Insider learned that Palantir’s $26.2 million contract could give any police officer in Germany access to the monitoring company’s analytics tools.
The police agency in Bavaria, a German state of about 13 million people and the country’s capital, signed the agreement in March this year, according to the British newspaper The Guardian. press release From the Bavarian Criminal Police Office. New details show how important these foreign deals are to Palantir as it looks to further international expansion, particularly in Europe.
Aldo Verbol, an investigator and spokesperson for the Bavarian State Criminal Police Office, told Insider that the agreement is worth €5 million per year, or $26.2 million over five years. Any federal or state police agency in Germany is allowed to use two Palantir tools without the agencies having to purchase them individually, according to the press release.
Jan Hiserich, a spokesperson for Palantir, told Insider that the framework agreement allows individual German police agencies to contact Palantir and prepare for their programs. This saves time by avoiding the country’s negotiating process for individual government contracts, which is a longer process, Hissrich said.
Bavaria’s deal with Palantir is part of the nationwide “20/20 Police Program” for German police, an IT initiative aimed at giving German police uniforms access to digital tools and information. Palantir will specifically be transformed into “VeRA”, a nationwide multi-action research and analysis system.
In Blantyre Q1 Update for investorsBlantyre said the German framework agreement gives police access to Gotham’s specialized law enforcement tools, and a foundry, which it isn’t.
Palantir has marketed extensively to US agencies, but its technology can be prohibitively expensive for some state and local law enforcement. The Los Angeles Police Department, for example, needs Federal assistance To purchase Palantir tools, BuzzFeed News reported in 2020. A new framework agreement with German police is a recent example of how the company is increasingly looking outside the United States for opportunities.
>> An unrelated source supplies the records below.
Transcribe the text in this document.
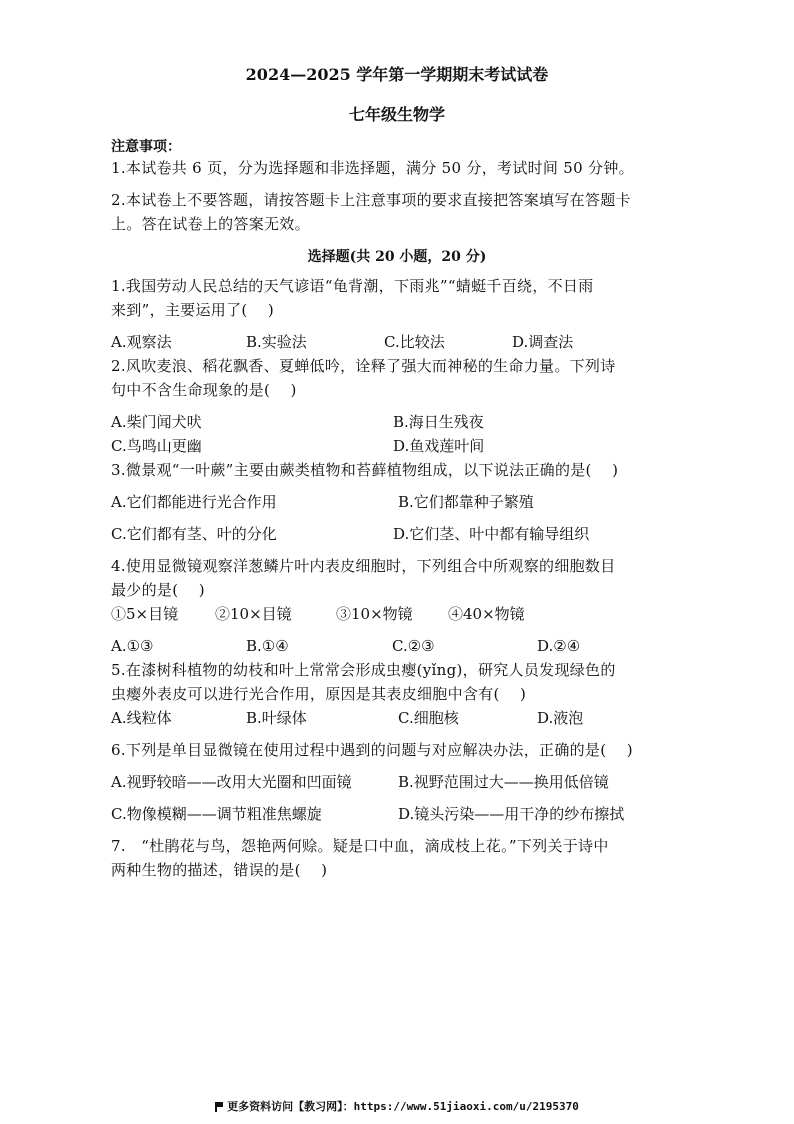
2024—2025 学年第一学期期末考试试卷
七年级生物学
注意事项：
1.本试卷共 6 页，分为选择题和非选择题，满分 50 分，考试时间 50 分钟。
2.本试卷上不要答题，请按答题卡上注意事项的要求直接把答案填写在答题卡
上。答在试卷上的答案无效。
选择题(共 20 小题，20 分)
1.我国劳动人民总结的天气谚语“龟背潮，下雨兆”“蜻蜓千百绕，不日雨
来到”，主要运用了(　 )
A.观察法	B.实验法	C.比较法	D.调查法
2.风吹麦浪、稻花飘香、夏蝉低吟，诠释了强大而神秘的生命力量。下列诗
句中不含生命现象的是(　 )
A.柴门闻犬吠	B.海日生残夜
C.鸟鸣山更幽	D.鱼戏莲叶间
3.微景观“一叶蕨”主要由蕨类植物和苔藓植物组成，以下说法正确的是(　 )
A.它们都能进行光合作用	B.它们都靠种子繁殖
C.它们都有茎、叶的分化	D.它们茎、叶中都有输导组织
4.使用显微镜观察洋葱鳞片叶内表皮细胞时，下列组合中所观察的细胞数目
最少的是(　 )
①5×目镜 ②10×目镜	③10×物镜 ④40×物镜
A.①③	B.①④	C.②③	D.②④
5.在漆树科植物的幼枝和叶上常常会形成虫瘿(yǐng)，研究人员发现绿色的
虫瘿外表皮可以进行光合作用，原因是其表皮细胞中含有(　 )
A.线粒体	B.叶绿体	C.细胞核	D.液泡
6.下列是单目显微镜在使用过程中遇到的问题与对应解决办法，正确的是(　 )
A.视野较暗——改用大光圈和凹面镜	B.视野范围过大——换用低倍镜
C.物像模糊——调节粗准焦螺旋	D.镜头污染——用干净的纱布擦拭
7.　“杜鹃花与鸟，怨艳两何赊。疑是口中血，滴成枝上花。”下列关于诗中
两种生物的描述，错误的是(　 )
更多资料访问【教习网】：https://www.51jiaoxi.com/u/2195370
The company’s CEO, Alex Karp, also visited officials in Ukraine earlier this month. Mikhailo Fedorov, Minister of Digital Transformation of the country In an Instagram post After the meeting, he said that Palantir “plans to open an office in Ukraine and start joint development with Ukrainian specialists,” according to a translation. The company has not yet published job listings located in Ukraine.
Gotham and Foundry works by analyzing and sorting through the data the agency already owns. Verbole declined to specify which police databases would be incorporated into Palantir’s tools, but said: “The goal is to identify correlations between the various data that are already available.”
Verbol told Insider that the Palantir contract is “currently in progress” and “not yet available for live operation.” He did not say when direct access to Gotham and Foundry would begin.
Palantir has done business with two other state police agencies in Germany in the past: North Rhine-Westphalia State Police Force and the Hessen State Police. However, those agreements were more limited, and only allowed Palantir to have access to police officers working for those agencies.
Harald Bickert, head of the Bavarian Criminal Police Office, said in a statement: press release Palantir’s role in VeRA will be to combat “terrorism, organized crime, and serious forms of crime such as sexual violence against children,” according to a translation.